Let’s Read This Thing is my Part by Part write up of Tolstoy’s War and Peace. Spoilers!
It’s over. It’s finally over.
That probably sounds really disparaging, but I don’t mean it in a negative way, really. War and Peace was a wonderful book. It was more enjoyable and entertaining than I expected. I feel like I actually learned quite a bit about a period in history that I’m a little rusty on, and I got to read a compelling drama centered around the end of a lifestyle. It’s been a
It’s been a three-month journey which, when you add in the write-ups, ate up a lot of time.

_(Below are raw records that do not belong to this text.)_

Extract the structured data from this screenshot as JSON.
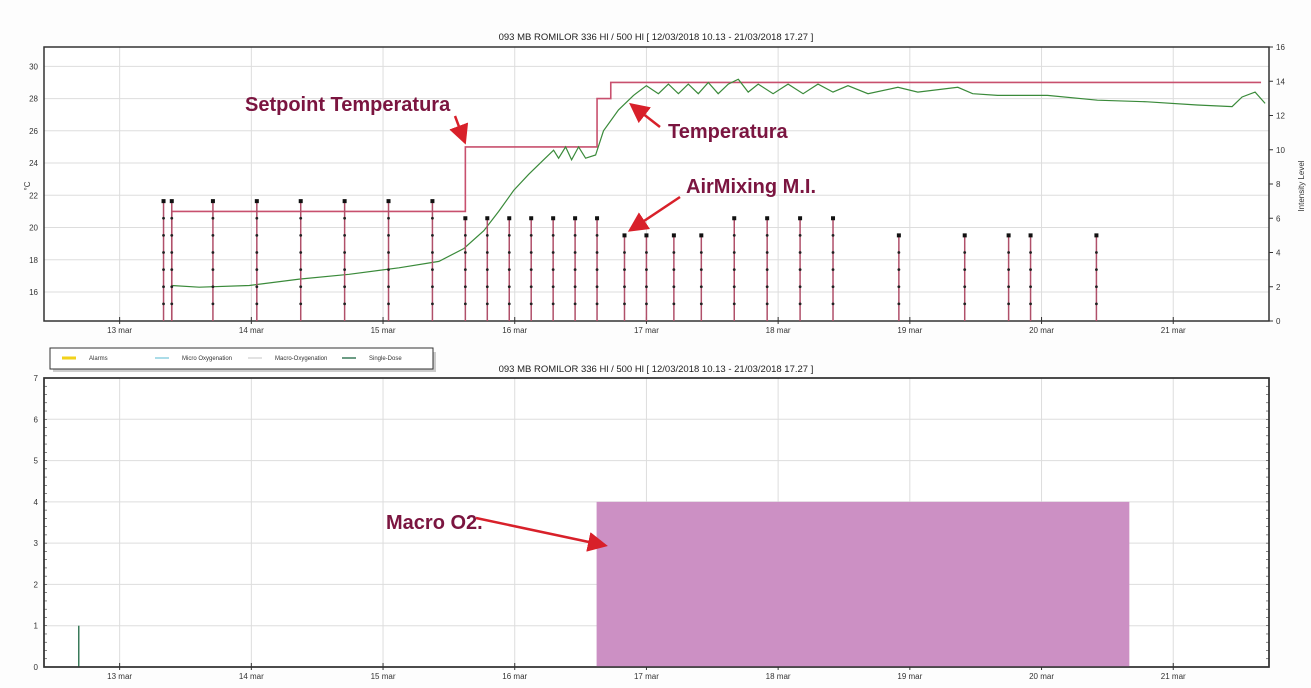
{
  "chart_data": [
    {
      "type": "line",
      "title": "093  MB ROMILOR 336 Hl / 500 Hl [ 12/03/2018 10.13 - 21/03/2018 17.27 ]",
      "xlabel": "",
      "ylabel": "°C",
      "ylabel_right": "Intensity Level",
      "xlim": [
        "2018-03-12T10:13",
        "2018-03-21T17:27"
      ],
      "ylim": [
        14.2,
        31.2
      ],
      "ylim_right": [
        0,
        16
      ],
      "grid": true,
      "x_ticks": [
        {
          "date": "2018-03-13",
          "label": "13 mar"
        },
        {
          "date": "2018-03-14",
          "label": "14 mar"
        },
        {
          "date": "2018-03-15",
          "label": "15 mar"
        },
        {
          "date": "2018-03-16",
          "label": "16 mar"
        },
        {
          "date": "2018-03-17",
          "label": "17 mar"
        },
        {
          "date": "2018-03-18",
          "label": "18 mar"
        },
        {
          "date": "2018-03-19",
          "label": "19 mar"
        },
        {
          "date": "2018-03-20",
          "label": "20 mar"
        },
        {
          "date": "2018-03-21",
          "label": "21 mar"
        }
      ],
      "y_ticks": [
        "16",
        "18",
        "20",
        "22",
        "24",
        "26",
        "28",
        "30"
      ],
      "y_ticks_right": [
        "0",
        "2",
        "4",
        "6",
        "8",
        "10",
        "12",
        "14",
        "16"
      ],
      "series": [
        {
          "name": "Setpoint Temperatura",
          "axis": "left",
          "color": "#c8506e",
          "style": "step",
          "points": [
            [
              "2018-03-13T09:30",
              21
            ],
            [
              "2018-03-15T15:00",
              25
            ],
            [
              "2018-03-16T15:00",
              28
            ],
            [
              "2018-03-16T17:30",
              29
            ],
            [
              "2018-03-21T16:00",
              29
            ]
          ]
        },
        {
          "name": "Temperatura",
          "axis": "left",
          "color": "#3a8a3a",
          "style": "line",
          "points": [
            [
              "2018-03-13T09:27",
              16.4
            ],
            [
              "2018-03-13T14:30",
              16.3
            ],
            [
              "2018-03-13T23:38",
              16.4
            ],
            [
              "2018-03-14T08:44",
              16.8
            ],
            [
              "2018-03-14T17:49",
              17.1
            ],
            [
              "2018-03-15T02:55",
              17.5
            ],
            [
              "2018-03-15T10:11",
              17.9
            ],
            [
              "2018-03-15T14:44",
              18.7
            ],
            [
              "2018-03-15T18:22",
              19.8
            ],
            [
              "2018-03-15T21:05",
              21.0
            ],
            [
              "2018-03-15T23:49",
              22.3
            ],
            [
              "2018-03-16T02:33",
              23.3
            ],
            [
              "2018-03-16T05:16",
              24.2
            ],
            [
              "2018-03-16T07:05",
              24.8
            ],
            [
              "2018-03-16T08:00",
              24.3
            ],
            [
              "2018-03-16T09:16",
              25.0
            ],
            [
              "2018-03-16T10:22",
              24.2
            ],
            [
              "2018-03-16T11:38",
              25.0
            ],
            [
              "2018-03-16T12:55",
              24.3
            ],
            [
              "2018-03-16T14:44",
              24.5
            ],
            [
              "2018-03-16T16:11",
              26.0
            ],
            [
              "2018-03-16T18:55",
              27.3
            ],
            [
              "2018-03-16T21:38",
              28.2
            ],
            [
              "2018-03-17T00:00",
              28.8
            ],
            [
              "2018-03-17T02:11",
              28.3
            ],
            [
              "2018-03-17T04:00",
              28.9
            ],
            [
              "2018-03-17T05:49",
              28.3
            ],
            [
              "2018-03-17T07:38",
              28.9
            ],
            [
              "2018-03-17T09:27",
              28.3
            ],
            [
              "2018-03-17T11:16",
              29.0
            ],
            [
              "2018-03-17T13:05",
              28.3
            ],
            [
              "2018-03-17T14:55",
              28.9
            ],
            [
              "2018-03-17T16:44",
              29.2
            ],
            [
              "2018-03-17T18:33",
              28.4
            ],
            [
              "2018-03-17T20:22",
              28.9
            ],
            [
              "2018-03-17T23:05",
              28.3
            ],
            [
              "2018-03-18T01:49",
              28.9
            ],
            [
              "2018-03-18T04:33",
              28.3
            ],
            [
              "2018-03-18T07:16",
              28.9
            ],
            [
              "2018-03-18T10:00",
              28.4
            ],
            [
              "2018-03-18T12:44",
              28.8
            ],
            [
              "2018-03-18T16:22",
              28.3
            ],
            [
              "2018-03-18T21:49",
              28.7
            ],
            [
              "2018-03-19T01:27",
              28.4
            ],
            [
              "2018-03-19T08:44",
              28.7
            ],
            [
              "2018-03-19T11:27",
              28.3
            ],
            [
              "2018-03-19T16:00",
              28.2
            ],
            [
              "2018-03-20T01:05",
              28.2
            ],
            [
              "2018-03-20T10:11",
              27.9
            ],
            [
              "2018-03-20T19:16",
              27.8
            ],
            [
              "2018-03-21T04:22",
              27.6
            ],
            [
              "2018-03-21T10:44",
              27.5
            ],
            [
              "2018-03-21T12:33",
              28.1
            ],
            [
              "2018-03-21T14:55",
              28.4
            ],
            [
              "2018-03-21T16:44",
              27.7
            ]
          ]
        },
        {
          "name": "AirMixing M.I.",
          "axis": "right",
          "color": "#b0506a",
          "style": "stem",
          "points": [
            [
              "2018-03-13T08:00",
              7
            ],
            [
              "2018-03-13T09:30",
              7
            ],
            [
              "2018-03-13T17:00",
              7
            ],
            [
              "2018-03-14T01:00",
              7
            ],
            [
              "2018-03-14T09:00",
              7
            ],
            [
              "2018-03-14T17:00",
              7
            ],
            [
              "2018-03-15T01:00",
              7
            ],
            [
              "2018-03-15T09:00",
              7
            ],
            [
              "2018-03-15T15:00",
              6
            ],
            [
              "2018-03-15T19:00",
              6
            ],
            [
              "2018-03-15T23:00",
              6
            ],
            [
              "2018-03-16T03:00",
              6
            ],
            [
              "2018-03-16T07:00",
              6
            ],
            [
              "2018-03-16T11:00",
              6
            ],
            [
              "2018-03-16T15:00",
              6
            ],
            [
              "2018-03-16T20:00",
              5
            ],
            [
              "2018-03-17T00:00",
              5
            ],
            [
              "2018-03-17T05:00",
              5
            ],
            [
              "2018-03-17T10:00",
              5
            ],
            [
              "2018-03-17T16:00",
              6
            ],
            [
              "2018-03-17T22:00",
              6
            ],
            [
              "2018-03-18T04:00",
              6
            ],
            [
              "2018-03-18T10:00",
              6
            ],
            [
              "2018-03-18T22:00",
              5
            ],
            [
              "2018-03-19T10:00",
              5
            ],
            [
              "2018-03-19T18:00",
              5
            ],
            [
              "2018-03-19T22:00",
              5
            ],
            [
              "2018-03-20T10:00",
              5
            ]
          ]
        }
      ],
      "annotations": [
        "Setpoint Temperatura",
        "Temperatura",
        "AirMixing M.I."
      ]
    },
    {
      "type": "area",
      "title": "093  MB ROMILOR 336 Hl / 500 Hl [ 12/03/2018 10.13 - 21/03/2018 17.27 ]",
      "xlim": [
        "2018-03-12T10:13",
        "2018-03-21T17:27"
      ],
      "ylim": [
        0,
        7
      ],
      "grid": true,
      "y_ticks": [
        "0",
        "1",
        "2",
        "3",
        "4",
        "5",
        "6",
        "7"
      ],
      "legend": {
        "placement": "top-left",
        "entries": [
          {
            "name": "Alarms",
            "color": "#f2d21a"
          },
          {
            "name": "Micro Oxygenation",
            "color": "#8fd0e0"
          },
          {
            "name": "Macro-Oxygenation",
            "color": "#d8d8d8"
          },
          {
            "name": "Single-Dose",
            "color": "#3a7a5a"
          }
        ]
      },
      "series": [
        {
          "name": "Macro-Oxygenation",
          "color": "#cc90c4",
          "start": "2018-03-16T14:55",
          "end": "2018-03-20T16:00",
          "value": 4
        },
        {
          "name": "Single-Dose",
          "color": "#3a7a5a",
          "date": "2018-03-12T16:33",
          "value": 1
        }
      ],
      "annotations": [
        "Macro O2."
      ]
    }
  ]
}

So while I’m glad that I’ve read it, I’m also thrilled to have hours back to read other things! It was a long, 1,200 page road, and we’ve reached the final destination.

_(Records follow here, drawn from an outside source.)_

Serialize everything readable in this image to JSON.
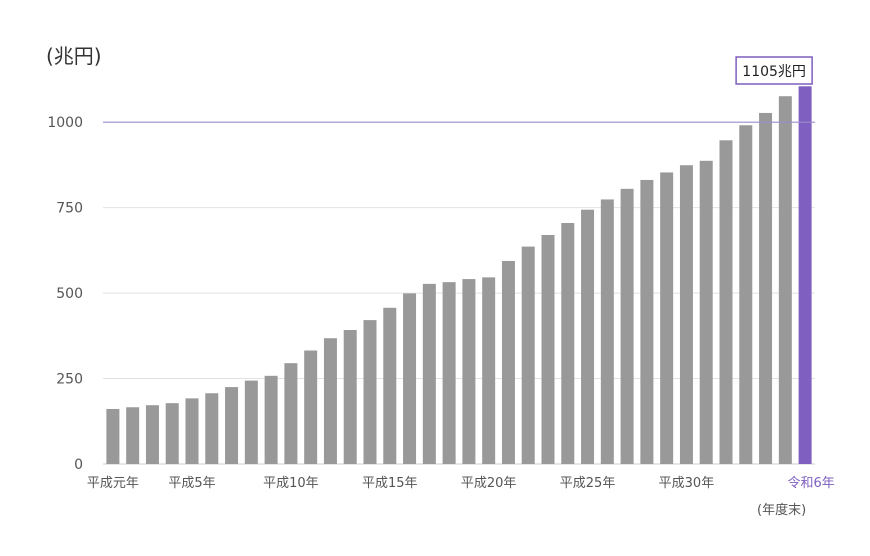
{
  "chart_data": {
    "type": "bar",
    "unit_label": "(兆円)",
    "period_note": "(年度末)",
    "highlight_callout": "1105兆円",
    "ylim": [
      0,
      1100
    ],
    "yticks": [
      0,
      250,
      500,
      750,
      1000
    ],
    "reference_line": 1000,
    "categories": [
      "平成元年",
      "平成2年",
      "平成3年",
      "平成4年",
      "平成5年",
      "平成6年",
      "平成7年",
      "平成8年",
      "平成9年",
      "平成10年",
      "平成11年",
      "平成12年",
      "平成13年",
      "平成14年",
      "平成15年",
      "平成16年",
      "平成17年",
      "平成18年",
      "平成19年",
      "平成20年",
      "平成21年",
      "平成22年",
      "平成23年",
      "平成24年",
      "平成25年",
      "平成26年",
      "平成27年",
      "平成28年",
      "平成29年",
      "平成30年",
      "令和元年",
      "令和2年",
      "令和3年",
      "令和4年",
      "令和5年",
      "令和6年"
    ],
    "shown_tick_labels": [
      "平成元年",
      "平成5年",
      "平成10年",
      "平成15年",
      "平成20年",
      "平成25年",
      "平成30年",
      "令和6年"
    ],
    "values": [
      161,
      166,
      172,
      178,
      192,
      207,
      225,
      244,
      258,
      295,
      332,
      368,
      392,
      421,
      457,
      499,
      527,
      532,
      541,
      546,
      594,
      636,
      670,
      705,
      744,
      774,
      805,
      831,
      853,
      874,
      887,
      947,
      991,
      1027,
      1076,
      1105
    ],
    "colors": {
      "bar": "#999999",
      "highlight": "#7f5fbf",
      "reference_line": "#9a8ccf",
      "grid": "#e2e2e2",
      "axis_text": "#555555"
    }
  }
}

Unsurprisingly, the Epilogue of the book was also very, very long. 85 page or so, and split into two parts. The first of which jumps ahead 7 years and gives us a glimpse at the combined Rostov-Bezhukov-Bolkonsky clan. A lot has happened off page- marriages, births, deaths, relocations. Marya remains grounded in her faith. Nikolai seeks a life of simple farming rather than one of glory… though he is still making stupid money decisions. Pierre is again on a quest for change and betterment in the world, and Natasha stands beside him.

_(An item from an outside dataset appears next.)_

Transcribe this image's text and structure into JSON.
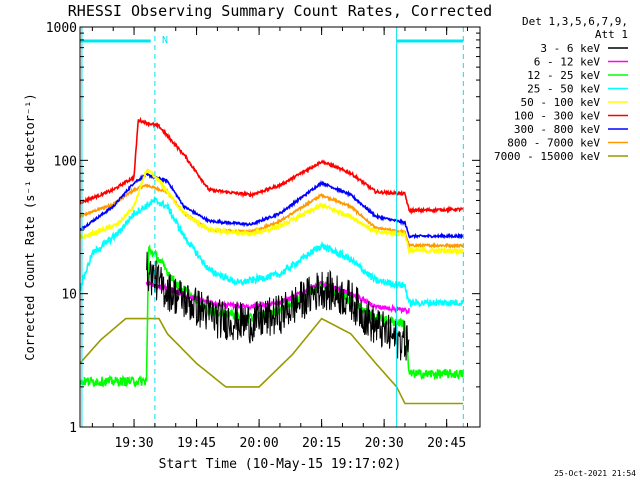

Tolstoy sets up the characters for a new chapter, implying that some of them will take part in the Decemberist revolts; that the war never really ends.
The final bit of the epilogue is the most philosophically dense part of writing in the entire book and made getting to the end less of a triumphant sprint than a wading slog. It is an important section though, as it summarizes all of Tolstoy’s opinions on history, on free-will, and on power and where it derives from. It is every little aside, every musing on what caused the war, of what saved Russia. It distils thoughts on choice and destiny down to a 35 page essay, closing out the epic to say that history is made not solely by actions of great men, but by the hundreds and thousands of little things. And those things themselves are not done of free will, nor are they pre-determined. We have freedoms, but they are guided by a force greater than ourselves. It’s a lot to process but it is the writer’s final argument, his last statement on all that has happened, and all that will yet come.